QUEM JULGA IMPORTA? UMA ANÁLISE EMPÍRICA SOBRE GÊNERO E DECISÕES NA COMISSÃO DE ANISTIA POLÍTICA BRASILEIRA
DOI:
https://doi.org/10.12818/P.0304-2340.2026v88p389Resumo
Este artigo parte dos resultados de uma pesquisa empírica qualitativa que analisou 152 decisões proferidas por conselheiros e conselheiras da Comissão de Anistia Política, entre 2013 e 2022, em processos nos quais mulheres figuraram como requerentes. A investigação constatou que não houve diferenças relevantes entre homens e mulheres quanto aos resultados dos julgamentos nem quanto ao reconhecimento das especificidades de gênero presentes nos casos analisados. Diante desse achado, o artigo busca responder ao seguinte problema de pesquisa: quais fatores explicam que a diversidade de gênero na composição da Comissão de Anistia Política não tenha produzido diferenças significativas na incorporação de uma perspectiva de gênero em seus julgamentos? Para tanto, desenvolve-se uma pesquisa de natureza qualitativa, baseada em revisão bibliográfica, articulando os estudos sobre justiça de transição, representação de gênero nos espaços institucionais e letramento de gênero.

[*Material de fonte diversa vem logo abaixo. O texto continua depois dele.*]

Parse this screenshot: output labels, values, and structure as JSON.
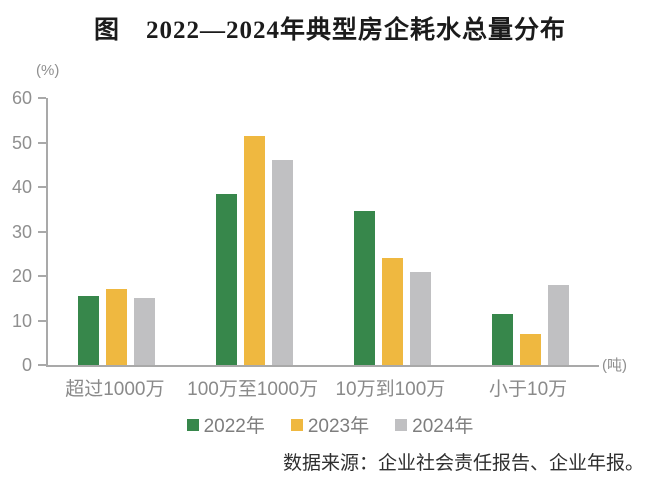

Sustenta-se que a mera presença de mulheres em órgãos decisórios, embora relevante para o fortalecimento da representação democrática, não é suficiente para promover o rompimento com racionalidades jurídicas androcêntricas. Conclui-se que a universalização abstrata do direito, a ausência de letramento de gênero e a inexistência de protocolos de julgamento com perspectiva interseccional de gênero constituem fatores que dificultam o reconhecimento das experiências específicas das mulheres, evidenciando a necessidade de mecanismos institucionais capazes de incorporar efetivamente a perspectiva de gênero também nos espaços de justiça de transição.
PALAVRAS-CHAVE: Gênero. Justiça de Transição. Comissão de Anistia Política.